A CAMPAIGN has been launched to promote Hoddlesden Moss and the wider West Pennine Moors as a tourist attraction for Darwen.
East Rural councillor Julie Slater believes the granting of ‘Site of Special Scientific Interest’ (SSSI) status to the open countryside is the ideal opportunity to get visitors, walkers and wildlife enthusiasts to the area.
The decision last month by Natural England to give the 76 square kilometres stretching from Blackburn and Darwen down to Ramsbottom the protected status followed a 25-year fight.
Now Cllr Slater believes it is time for Blackburn with Darwen Council to promote the moors, and especially Hoddlesden Moss in her ward, to bring visitors and cash to the borough.

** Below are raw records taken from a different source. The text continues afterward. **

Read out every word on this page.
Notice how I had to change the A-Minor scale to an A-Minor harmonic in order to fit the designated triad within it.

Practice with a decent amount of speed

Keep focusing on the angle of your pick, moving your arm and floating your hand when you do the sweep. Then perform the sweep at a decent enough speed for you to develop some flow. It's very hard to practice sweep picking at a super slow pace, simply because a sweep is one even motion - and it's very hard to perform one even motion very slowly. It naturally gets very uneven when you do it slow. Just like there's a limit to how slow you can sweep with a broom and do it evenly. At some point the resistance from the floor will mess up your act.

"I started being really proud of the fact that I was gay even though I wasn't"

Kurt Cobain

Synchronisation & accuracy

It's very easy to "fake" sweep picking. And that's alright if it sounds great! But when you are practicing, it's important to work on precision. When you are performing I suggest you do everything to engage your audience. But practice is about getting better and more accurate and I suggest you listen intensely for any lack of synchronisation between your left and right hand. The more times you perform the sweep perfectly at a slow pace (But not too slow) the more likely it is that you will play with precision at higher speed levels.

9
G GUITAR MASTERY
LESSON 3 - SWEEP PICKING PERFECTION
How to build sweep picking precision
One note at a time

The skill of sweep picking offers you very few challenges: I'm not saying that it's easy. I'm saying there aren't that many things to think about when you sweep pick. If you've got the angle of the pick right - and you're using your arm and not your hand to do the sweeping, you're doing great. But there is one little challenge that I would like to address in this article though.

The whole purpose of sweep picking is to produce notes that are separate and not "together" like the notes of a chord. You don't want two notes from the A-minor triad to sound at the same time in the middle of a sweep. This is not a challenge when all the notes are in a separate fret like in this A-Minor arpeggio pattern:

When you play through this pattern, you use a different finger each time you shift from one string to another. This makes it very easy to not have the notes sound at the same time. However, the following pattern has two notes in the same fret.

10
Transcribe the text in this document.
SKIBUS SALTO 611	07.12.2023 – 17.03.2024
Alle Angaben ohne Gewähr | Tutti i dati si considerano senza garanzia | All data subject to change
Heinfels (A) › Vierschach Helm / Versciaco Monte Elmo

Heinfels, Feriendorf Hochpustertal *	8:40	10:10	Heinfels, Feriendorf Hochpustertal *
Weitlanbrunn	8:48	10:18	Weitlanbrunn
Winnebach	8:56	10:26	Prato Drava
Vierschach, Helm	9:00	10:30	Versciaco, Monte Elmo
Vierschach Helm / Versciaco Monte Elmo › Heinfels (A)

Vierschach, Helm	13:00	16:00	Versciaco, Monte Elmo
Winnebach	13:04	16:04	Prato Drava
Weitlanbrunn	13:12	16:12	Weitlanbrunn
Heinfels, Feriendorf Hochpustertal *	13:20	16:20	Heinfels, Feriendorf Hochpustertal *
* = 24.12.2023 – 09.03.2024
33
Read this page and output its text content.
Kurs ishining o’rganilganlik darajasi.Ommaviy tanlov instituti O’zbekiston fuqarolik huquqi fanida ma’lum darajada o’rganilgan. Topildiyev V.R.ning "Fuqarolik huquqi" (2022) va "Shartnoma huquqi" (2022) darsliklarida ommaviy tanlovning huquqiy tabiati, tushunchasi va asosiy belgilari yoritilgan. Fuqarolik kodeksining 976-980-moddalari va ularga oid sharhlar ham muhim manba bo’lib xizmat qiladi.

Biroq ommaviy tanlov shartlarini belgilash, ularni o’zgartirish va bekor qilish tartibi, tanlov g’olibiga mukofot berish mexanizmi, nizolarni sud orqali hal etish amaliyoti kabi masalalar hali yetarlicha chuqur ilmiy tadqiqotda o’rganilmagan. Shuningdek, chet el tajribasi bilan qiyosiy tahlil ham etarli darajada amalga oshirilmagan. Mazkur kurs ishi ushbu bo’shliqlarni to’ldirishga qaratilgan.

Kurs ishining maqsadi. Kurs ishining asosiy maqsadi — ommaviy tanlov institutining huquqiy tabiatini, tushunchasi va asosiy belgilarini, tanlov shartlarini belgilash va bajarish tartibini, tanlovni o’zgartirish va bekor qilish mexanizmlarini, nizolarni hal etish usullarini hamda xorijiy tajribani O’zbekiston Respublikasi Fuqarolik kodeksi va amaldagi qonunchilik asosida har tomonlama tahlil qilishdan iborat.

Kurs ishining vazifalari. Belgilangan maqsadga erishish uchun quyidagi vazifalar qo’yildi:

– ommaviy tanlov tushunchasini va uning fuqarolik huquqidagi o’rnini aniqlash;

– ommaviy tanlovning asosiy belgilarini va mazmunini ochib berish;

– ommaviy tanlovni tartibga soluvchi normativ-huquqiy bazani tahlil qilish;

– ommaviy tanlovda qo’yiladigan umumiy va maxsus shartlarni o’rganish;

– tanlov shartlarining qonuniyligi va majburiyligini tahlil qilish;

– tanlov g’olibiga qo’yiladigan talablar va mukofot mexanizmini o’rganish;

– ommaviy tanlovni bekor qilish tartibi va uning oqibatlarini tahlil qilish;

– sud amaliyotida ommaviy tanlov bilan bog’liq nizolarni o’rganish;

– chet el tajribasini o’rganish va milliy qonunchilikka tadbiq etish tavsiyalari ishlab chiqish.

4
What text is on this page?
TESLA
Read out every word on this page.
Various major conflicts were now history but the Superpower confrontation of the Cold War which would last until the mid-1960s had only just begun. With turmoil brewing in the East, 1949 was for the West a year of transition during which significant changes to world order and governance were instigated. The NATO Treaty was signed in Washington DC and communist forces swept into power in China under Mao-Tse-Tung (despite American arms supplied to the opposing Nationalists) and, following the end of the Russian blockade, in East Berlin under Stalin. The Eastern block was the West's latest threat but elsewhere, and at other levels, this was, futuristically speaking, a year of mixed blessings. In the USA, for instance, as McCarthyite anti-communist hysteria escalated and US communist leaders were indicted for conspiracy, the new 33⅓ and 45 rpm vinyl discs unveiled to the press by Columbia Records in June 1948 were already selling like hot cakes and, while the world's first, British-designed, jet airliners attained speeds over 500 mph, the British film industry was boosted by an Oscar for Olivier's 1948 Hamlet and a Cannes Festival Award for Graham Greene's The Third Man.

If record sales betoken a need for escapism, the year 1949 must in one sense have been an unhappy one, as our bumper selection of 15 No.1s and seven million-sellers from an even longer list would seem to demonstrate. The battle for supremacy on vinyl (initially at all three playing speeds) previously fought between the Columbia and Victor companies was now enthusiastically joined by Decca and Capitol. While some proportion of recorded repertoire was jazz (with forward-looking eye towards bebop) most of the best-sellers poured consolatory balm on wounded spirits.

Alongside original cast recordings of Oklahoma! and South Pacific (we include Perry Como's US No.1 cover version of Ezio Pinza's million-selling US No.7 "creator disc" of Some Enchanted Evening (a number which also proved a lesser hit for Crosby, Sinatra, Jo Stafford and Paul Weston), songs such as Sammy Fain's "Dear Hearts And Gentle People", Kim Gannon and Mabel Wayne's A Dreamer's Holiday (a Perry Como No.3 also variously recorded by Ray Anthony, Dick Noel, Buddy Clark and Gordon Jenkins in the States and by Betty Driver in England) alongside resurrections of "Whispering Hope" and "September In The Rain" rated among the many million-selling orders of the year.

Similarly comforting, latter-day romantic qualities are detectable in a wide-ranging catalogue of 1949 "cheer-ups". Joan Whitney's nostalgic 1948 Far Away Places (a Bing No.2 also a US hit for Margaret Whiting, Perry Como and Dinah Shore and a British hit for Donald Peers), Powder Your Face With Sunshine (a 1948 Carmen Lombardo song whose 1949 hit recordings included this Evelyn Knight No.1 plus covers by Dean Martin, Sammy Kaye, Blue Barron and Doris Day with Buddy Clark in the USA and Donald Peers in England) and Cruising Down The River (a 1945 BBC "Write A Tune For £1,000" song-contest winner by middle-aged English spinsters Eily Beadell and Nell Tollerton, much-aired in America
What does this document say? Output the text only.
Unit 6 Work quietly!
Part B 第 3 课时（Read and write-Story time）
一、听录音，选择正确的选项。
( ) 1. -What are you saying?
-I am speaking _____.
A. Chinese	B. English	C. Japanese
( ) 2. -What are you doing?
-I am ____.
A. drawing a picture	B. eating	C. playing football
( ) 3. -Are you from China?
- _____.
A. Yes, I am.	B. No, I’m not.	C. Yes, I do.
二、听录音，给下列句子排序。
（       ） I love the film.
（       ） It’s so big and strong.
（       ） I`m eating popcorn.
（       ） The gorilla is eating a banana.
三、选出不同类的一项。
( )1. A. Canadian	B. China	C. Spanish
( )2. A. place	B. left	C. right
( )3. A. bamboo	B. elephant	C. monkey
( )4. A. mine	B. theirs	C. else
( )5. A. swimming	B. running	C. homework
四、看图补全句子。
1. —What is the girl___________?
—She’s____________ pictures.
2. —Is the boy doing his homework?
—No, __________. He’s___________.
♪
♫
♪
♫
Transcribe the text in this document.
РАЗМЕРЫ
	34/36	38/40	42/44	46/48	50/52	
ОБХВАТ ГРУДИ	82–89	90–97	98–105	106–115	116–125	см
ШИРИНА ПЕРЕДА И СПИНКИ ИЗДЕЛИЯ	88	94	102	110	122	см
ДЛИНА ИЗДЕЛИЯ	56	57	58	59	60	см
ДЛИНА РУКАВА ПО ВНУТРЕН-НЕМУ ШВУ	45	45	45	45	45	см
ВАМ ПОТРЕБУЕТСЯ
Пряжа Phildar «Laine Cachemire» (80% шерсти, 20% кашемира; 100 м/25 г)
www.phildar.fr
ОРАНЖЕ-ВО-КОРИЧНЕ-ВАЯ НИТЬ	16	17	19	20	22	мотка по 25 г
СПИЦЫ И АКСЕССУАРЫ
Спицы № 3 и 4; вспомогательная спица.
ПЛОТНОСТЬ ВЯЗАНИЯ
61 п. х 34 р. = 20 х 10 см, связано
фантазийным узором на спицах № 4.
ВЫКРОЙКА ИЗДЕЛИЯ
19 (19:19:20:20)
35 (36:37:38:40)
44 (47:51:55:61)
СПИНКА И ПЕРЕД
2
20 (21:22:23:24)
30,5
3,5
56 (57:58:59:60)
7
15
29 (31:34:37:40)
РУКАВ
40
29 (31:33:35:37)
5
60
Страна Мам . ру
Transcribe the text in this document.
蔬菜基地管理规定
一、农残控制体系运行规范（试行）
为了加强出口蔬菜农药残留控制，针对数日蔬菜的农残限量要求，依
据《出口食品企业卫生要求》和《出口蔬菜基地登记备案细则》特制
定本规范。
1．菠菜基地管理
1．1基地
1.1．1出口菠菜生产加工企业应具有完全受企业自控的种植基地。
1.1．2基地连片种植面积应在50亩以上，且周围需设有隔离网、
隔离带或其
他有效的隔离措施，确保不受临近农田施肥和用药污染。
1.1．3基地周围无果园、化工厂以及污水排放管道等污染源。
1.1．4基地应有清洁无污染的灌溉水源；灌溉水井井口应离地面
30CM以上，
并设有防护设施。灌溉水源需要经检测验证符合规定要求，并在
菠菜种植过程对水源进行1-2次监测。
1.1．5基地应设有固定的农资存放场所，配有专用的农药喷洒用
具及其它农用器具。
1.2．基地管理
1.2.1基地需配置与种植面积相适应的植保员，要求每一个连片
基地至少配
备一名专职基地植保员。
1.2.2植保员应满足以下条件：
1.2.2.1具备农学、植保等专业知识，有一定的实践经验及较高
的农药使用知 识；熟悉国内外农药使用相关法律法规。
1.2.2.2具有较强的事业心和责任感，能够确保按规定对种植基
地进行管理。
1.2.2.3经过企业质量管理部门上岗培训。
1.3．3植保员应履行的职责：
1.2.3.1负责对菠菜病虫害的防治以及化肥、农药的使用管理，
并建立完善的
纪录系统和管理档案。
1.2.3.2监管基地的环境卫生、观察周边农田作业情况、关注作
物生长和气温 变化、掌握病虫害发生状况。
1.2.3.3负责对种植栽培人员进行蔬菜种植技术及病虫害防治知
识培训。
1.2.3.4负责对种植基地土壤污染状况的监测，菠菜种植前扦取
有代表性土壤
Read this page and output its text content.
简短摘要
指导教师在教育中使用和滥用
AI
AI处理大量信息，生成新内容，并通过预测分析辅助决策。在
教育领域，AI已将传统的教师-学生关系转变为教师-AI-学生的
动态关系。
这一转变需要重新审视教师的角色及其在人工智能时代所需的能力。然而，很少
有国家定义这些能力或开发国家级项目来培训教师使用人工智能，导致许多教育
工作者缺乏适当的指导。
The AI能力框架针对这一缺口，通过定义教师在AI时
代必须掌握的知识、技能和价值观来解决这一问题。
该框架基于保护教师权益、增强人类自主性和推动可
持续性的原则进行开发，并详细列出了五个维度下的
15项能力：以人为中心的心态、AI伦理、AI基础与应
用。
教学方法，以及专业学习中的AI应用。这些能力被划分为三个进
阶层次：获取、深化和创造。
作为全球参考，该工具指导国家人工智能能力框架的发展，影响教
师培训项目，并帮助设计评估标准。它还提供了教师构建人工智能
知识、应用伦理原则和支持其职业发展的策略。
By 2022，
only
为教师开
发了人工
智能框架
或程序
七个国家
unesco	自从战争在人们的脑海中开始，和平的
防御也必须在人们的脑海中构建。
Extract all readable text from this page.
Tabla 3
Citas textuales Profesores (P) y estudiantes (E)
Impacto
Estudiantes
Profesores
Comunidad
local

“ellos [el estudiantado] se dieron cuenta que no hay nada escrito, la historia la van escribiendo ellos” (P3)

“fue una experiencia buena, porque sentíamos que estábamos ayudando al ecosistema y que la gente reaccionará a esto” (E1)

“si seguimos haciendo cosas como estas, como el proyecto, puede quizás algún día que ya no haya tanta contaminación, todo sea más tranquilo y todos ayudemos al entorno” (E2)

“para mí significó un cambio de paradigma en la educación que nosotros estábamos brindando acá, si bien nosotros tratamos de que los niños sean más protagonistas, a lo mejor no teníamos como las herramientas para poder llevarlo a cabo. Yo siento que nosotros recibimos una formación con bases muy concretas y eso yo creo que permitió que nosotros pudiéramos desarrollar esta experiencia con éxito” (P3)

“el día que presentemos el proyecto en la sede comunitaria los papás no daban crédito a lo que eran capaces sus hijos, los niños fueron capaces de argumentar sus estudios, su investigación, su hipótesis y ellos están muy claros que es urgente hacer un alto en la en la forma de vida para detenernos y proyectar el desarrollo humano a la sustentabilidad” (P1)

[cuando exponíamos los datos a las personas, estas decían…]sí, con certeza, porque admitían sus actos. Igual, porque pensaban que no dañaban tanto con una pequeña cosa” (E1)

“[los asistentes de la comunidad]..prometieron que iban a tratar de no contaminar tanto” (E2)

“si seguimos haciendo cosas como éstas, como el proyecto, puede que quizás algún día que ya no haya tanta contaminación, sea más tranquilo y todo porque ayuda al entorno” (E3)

The area is home to wildlife including badgers, merlin, curlew, snipe and lapwings as well as all sorts of rare and wonderful flora and fauna.
Cllr Slater said: “This site could be the jewel in the crown of our attraction to tourists and visitors.
“The whole moorland, but especially Hoddlesden Moss, is rich in rare species,wildlife, birds and plants as well as huge and very important peat bog.
“It could be made into a real magnet for tourists, walkers and wildlife who could then bring their custom and cash to Darwen and its businesses.
“We are now in a position where the council can protect and promote this amazing moorland and make it a real asset to not just Darwen but the whole borough and wider area.
“The former East Rural Partnership produced a book of walks some years ago which I hope to now get republished.
“This SSI status is so important for protecting the future of the Moss and the moors but a real opportunity to get people to visit and come to other attractions like Darwen Tower and Turton Tower.”
Borough regeneration boss, Cllr Phil Riley, said: “This is a tremendous achievement for campaigners and significant status for the West Pennine Moors.
“The council will be looking to promote the area including Hoddlesden Moss, as an asset to the borough. However it has only recently been granted SSSI status.”
Landowners will be encouraged to undertake ‘traditional management’ to protect the bogs, wildlife and woods.